Shipping Out A Legacy System
Virginia's ports shift applications to a Unix platform from HP to handle future growth
Virginia International Terminals Inc. knows that to stay competitive in shipping, change is as constant as the tides. That's why the marine-port and trucking-terminal operator has for the past year been preparing to move critical transaction-processing systems from a server platform on the verge of obsolescence to one better suited to manage the swelling tide of data flowing through the company daily.
A year ago, Virginia International learned that Hewlett-Packard was preparing to close the book on its once-popular e3000 server line and was encouraging customers to migrate to HP 9000 servers running either HP-UX Unix or Linux. This was a daunting task for Virginia International, which has been running its mission-critical online transaction-processing system on e3000 servers for nearly two decades. HP's announcement that it will stop selling the e3000 in November and stop supporting the product after 2006 "sent a shock wave through our organization," Clark Farabaugh, Virginia International's assistant IT director, said a year ago when informed of the vendor's decision.

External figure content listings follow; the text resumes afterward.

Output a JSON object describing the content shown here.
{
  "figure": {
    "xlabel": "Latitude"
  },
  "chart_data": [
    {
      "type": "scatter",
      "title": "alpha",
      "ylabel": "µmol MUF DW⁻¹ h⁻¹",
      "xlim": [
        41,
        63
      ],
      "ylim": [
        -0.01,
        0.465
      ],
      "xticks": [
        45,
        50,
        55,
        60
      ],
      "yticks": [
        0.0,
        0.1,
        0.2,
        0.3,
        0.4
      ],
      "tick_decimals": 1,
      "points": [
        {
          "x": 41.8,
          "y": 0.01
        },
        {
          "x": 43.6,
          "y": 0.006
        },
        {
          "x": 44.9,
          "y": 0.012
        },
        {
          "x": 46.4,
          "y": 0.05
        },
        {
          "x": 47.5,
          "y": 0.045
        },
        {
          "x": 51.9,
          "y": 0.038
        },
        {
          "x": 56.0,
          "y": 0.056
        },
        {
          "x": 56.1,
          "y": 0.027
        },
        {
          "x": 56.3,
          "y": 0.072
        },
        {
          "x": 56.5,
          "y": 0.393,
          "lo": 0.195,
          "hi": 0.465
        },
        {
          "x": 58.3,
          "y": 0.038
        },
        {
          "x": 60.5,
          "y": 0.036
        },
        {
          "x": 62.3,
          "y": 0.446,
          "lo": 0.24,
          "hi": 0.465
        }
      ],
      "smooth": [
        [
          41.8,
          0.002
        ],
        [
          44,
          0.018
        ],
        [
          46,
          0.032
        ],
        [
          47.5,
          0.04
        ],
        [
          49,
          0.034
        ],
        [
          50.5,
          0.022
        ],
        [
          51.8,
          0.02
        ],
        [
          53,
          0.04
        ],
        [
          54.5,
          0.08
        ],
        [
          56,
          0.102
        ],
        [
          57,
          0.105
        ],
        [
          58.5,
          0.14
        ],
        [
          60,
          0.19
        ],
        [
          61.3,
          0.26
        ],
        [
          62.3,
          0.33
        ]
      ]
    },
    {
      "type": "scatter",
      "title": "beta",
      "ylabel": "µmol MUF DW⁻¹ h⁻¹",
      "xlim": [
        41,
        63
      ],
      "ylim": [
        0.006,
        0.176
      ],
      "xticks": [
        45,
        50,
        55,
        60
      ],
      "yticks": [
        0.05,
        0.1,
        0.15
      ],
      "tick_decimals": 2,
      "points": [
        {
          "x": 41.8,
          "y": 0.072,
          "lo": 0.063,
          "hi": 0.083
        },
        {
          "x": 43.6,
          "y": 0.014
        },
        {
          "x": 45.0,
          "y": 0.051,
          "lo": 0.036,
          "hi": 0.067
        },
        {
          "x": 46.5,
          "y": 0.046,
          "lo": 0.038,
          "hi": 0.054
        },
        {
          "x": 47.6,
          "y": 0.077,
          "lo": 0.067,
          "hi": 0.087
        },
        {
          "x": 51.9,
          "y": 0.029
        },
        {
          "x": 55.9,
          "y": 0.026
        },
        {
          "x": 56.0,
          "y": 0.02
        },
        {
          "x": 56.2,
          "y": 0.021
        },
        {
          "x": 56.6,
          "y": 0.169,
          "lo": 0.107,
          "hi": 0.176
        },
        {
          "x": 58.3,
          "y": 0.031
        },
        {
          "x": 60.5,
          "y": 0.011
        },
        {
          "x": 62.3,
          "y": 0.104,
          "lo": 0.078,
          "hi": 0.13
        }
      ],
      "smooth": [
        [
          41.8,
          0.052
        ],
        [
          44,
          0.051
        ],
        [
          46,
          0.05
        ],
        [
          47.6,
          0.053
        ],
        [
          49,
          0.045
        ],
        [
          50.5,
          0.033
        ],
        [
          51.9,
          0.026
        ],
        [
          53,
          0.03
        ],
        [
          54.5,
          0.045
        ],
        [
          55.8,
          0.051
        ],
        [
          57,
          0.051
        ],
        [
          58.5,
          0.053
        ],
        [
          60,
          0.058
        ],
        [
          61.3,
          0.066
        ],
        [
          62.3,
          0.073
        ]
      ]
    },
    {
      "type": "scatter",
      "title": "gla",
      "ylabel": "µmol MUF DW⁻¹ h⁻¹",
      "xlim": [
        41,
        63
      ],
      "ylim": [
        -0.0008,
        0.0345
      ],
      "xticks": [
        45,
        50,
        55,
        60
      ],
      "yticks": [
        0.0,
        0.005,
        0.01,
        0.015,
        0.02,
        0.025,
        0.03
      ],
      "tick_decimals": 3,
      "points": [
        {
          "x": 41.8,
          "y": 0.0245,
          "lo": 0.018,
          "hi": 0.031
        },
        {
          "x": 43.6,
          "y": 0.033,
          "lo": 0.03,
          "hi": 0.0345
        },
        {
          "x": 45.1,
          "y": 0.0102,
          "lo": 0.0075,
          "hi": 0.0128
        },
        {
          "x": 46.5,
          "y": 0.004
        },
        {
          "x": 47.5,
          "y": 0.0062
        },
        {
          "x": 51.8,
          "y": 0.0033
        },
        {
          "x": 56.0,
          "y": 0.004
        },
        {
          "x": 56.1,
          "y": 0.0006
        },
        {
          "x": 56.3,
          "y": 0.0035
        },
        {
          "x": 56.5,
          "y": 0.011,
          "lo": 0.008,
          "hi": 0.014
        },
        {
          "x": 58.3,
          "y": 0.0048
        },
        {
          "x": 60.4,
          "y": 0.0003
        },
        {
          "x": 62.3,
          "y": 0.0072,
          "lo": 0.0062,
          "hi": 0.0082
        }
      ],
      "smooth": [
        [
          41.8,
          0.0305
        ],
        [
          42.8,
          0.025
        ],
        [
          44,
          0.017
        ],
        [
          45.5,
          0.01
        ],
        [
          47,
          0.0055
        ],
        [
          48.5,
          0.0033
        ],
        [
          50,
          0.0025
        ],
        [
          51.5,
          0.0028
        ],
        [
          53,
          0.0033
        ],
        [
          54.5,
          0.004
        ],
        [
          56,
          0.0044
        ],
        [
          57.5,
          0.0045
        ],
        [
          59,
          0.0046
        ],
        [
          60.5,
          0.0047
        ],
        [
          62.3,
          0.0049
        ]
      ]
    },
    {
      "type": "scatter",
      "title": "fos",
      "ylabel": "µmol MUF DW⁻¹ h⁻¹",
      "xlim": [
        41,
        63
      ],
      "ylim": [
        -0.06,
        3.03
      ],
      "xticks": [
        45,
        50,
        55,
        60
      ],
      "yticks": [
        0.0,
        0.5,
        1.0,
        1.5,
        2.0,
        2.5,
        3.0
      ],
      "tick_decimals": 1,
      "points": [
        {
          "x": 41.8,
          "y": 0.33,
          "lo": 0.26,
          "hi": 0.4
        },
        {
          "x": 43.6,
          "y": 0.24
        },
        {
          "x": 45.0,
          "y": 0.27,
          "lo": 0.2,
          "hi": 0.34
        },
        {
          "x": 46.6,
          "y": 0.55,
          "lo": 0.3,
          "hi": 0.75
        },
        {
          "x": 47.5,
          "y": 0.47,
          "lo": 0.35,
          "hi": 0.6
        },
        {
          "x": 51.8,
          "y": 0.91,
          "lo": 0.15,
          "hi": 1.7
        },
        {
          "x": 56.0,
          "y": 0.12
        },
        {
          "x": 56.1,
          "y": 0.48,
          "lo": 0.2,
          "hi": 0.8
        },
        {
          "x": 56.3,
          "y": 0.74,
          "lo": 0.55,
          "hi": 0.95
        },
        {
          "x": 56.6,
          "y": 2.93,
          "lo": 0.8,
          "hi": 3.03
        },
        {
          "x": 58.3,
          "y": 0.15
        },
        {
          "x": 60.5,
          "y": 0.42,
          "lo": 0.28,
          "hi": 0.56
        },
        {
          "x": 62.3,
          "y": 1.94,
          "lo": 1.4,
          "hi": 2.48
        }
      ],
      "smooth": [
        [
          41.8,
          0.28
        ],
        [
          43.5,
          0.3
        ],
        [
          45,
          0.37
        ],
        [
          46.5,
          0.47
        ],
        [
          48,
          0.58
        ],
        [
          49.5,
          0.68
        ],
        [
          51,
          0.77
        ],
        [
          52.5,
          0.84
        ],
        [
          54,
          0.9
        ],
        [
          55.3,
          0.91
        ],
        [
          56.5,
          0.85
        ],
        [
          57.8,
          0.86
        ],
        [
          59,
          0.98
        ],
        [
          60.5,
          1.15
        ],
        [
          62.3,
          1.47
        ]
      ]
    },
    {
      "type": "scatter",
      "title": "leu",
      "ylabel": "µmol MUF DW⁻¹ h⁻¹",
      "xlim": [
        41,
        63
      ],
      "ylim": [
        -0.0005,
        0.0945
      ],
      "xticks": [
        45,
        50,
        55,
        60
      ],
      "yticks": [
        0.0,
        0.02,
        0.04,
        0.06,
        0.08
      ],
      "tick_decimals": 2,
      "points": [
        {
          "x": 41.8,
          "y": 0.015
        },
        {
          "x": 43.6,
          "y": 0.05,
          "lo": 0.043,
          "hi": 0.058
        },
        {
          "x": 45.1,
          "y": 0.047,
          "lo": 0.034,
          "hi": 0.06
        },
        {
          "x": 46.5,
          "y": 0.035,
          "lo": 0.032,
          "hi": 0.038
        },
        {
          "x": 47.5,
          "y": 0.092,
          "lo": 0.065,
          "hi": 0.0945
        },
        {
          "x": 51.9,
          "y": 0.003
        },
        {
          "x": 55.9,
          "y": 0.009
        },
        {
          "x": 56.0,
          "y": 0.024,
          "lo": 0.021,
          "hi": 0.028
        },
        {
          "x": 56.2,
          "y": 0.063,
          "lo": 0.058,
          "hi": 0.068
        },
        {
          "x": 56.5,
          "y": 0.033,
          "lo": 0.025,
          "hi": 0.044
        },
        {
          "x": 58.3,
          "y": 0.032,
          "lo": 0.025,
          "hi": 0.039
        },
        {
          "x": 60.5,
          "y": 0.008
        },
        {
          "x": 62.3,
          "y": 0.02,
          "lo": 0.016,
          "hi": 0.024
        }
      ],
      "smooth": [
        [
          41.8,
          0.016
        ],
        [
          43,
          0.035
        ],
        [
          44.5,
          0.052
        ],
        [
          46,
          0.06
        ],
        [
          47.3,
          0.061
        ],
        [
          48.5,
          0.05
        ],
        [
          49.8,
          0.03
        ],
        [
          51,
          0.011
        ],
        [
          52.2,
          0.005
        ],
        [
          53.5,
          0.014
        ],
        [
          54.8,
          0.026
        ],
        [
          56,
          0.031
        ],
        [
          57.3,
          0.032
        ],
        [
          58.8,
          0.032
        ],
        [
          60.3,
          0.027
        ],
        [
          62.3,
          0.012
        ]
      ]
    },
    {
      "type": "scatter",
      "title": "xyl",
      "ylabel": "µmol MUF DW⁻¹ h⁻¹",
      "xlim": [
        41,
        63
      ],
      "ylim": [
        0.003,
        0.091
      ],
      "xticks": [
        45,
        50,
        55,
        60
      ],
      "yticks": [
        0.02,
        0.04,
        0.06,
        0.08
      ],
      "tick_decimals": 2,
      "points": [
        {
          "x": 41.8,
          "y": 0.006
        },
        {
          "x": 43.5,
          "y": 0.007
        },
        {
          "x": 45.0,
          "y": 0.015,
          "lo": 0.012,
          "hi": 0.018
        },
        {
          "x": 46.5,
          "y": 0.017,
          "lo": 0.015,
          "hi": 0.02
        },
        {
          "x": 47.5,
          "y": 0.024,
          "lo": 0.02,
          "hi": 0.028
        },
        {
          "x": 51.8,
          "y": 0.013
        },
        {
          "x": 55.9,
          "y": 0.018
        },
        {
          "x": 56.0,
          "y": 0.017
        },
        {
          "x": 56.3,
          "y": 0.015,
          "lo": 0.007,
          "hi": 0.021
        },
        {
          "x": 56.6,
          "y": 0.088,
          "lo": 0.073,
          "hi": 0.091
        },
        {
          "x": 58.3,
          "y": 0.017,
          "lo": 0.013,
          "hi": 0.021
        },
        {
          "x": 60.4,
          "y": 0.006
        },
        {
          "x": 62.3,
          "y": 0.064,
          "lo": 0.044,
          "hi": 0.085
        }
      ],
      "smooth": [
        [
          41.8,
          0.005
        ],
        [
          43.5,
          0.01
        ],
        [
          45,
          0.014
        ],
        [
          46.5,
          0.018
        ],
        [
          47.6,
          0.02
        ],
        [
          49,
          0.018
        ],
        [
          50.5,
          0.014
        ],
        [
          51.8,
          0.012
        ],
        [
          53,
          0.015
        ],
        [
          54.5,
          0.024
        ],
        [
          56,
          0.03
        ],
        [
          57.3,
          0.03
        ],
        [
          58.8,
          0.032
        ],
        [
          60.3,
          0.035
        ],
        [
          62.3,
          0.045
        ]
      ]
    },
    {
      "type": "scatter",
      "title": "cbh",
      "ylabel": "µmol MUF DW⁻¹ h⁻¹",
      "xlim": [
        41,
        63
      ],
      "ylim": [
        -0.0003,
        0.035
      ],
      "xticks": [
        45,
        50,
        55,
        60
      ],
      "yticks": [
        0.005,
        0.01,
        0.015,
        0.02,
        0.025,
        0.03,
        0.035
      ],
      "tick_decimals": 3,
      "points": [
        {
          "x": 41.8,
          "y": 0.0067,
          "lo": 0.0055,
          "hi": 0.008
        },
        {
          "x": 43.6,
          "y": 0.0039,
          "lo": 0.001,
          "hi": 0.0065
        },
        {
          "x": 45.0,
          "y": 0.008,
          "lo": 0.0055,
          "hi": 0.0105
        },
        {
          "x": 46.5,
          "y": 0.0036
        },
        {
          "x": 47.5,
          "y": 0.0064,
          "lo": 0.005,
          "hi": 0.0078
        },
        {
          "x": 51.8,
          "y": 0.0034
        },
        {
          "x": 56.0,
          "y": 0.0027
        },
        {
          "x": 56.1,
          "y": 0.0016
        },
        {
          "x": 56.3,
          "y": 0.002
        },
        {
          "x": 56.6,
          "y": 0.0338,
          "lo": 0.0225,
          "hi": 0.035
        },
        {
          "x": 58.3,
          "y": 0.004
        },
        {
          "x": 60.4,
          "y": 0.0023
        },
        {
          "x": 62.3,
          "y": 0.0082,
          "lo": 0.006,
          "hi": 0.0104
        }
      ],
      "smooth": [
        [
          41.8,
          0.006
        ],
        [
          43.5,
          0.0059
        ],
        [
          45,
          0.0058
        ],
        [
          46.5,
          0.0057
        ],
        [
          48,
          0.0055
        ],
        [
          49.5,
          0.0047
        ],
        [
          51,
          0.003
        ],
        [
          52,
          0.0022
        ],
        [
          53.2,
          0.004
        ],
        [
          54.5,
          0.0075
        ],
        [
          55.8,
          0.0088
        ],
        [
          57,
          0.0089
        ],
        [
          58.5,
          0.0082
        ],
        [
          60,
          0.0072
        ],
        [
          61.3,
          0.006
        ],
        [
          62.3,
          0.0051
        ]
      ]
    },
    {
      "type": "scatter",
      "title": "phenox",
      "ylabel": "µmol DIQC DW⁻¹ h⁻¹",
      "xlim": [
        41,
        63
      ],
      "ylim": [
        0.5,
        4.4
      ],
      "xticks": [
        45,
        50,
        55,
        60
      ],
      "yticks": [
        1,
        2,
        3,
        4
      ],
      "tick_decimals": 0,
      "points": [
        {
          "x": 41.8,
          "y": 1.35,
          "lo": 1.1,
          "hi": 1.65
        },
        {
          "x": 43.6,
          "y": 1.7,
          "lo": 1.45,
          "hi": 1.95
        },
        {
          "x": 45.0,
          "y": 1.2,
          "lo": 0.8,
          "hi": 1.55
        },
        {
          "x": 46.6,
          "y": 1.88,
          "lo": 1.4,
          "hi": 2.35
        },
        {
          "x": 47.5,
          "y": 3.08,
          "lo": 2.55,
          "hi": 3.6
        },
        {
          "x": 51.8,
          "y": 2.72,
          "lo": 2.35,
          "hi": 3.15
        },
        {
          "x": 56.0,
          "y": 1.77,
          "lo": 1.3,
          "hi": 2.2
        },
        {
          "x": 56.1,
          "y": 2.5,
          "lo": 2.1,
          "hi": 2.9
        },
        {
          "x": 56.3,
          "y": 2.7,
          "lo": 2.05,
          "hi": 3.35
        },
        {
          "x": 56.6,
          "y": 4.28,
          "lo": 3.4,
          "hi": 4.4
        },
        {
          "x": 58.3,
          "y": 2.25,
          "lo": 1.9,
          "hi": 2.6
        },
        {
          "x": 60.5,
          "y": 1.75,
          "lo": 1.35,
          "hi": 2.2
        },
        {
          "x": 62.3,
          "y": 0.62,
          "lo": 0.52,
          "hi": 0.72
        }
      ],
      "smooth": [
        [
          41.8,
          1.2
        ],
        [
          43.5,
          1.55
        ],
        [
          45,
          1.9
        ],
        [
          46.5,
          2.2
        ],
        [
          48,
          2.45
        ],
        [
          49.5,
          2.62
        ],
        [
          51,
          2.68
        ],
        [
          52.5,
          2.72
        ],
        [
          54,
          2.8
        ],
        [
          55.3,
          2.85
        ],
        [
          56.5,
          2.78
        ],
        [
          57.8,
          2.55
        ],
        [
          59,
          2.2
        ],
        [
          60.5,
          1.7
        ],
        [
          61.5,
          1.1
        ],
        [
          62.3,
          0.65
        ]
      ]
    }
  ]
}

Virginia International is upgrading its physical and IT infrastructures so it can stay competitive and grow. This container crane is one of eight it recently purchased. |
Today, Farabaugh says Virginia International's 45 business-technology workers have the project well in hand. In November, the company will move its billing and accounts-receivable transaction-processing application to a new HP 9000, model rp8400, running HP-UX and an Oracle9i database. In subsequent months, Virginia International will migrate its crucial enterprise applications for tracking container and loose-cargo transactions and logistics. The work is being done gradually because the company can't afford any downtime among these big, complex apps, Farabaugh says. "There's not going to be a big-bang switch to Unix," he says. "One hundred percent uptime is a [Virginia International] policy, because we're operating these terminals around the clock."
Farabaugh acknowledges that the hardest parts of the migration are yet to come. Since the e3000 operated only a small suite of very mature apps, Virginia International didn't have to worry about those apps being compatible with one another. "Oracle is the big unknown," he says. The shipper has for years used Speedware Corp.'s 4GL to write applications for the e3000 platform. "I'm not sure if we'll encounter performance issues with Speedware's run-time environment if it's running on the same rp8400 partition as Oracle9i."
Although Virginia International, which manages all four state-owned ports and handles 1.2 million containers a year, had few complaints about its legacy systems, it knows the Unix-Oracle combo will help it continue to grow. It has been working closely with the Homeland Security Department to provide the federal government with electronic access to shipping records when requested. The company also is buying and installing eight large container cranes, a $45 million project to ensure that Virginia's ports can handle shipping traffic for the next 25 years.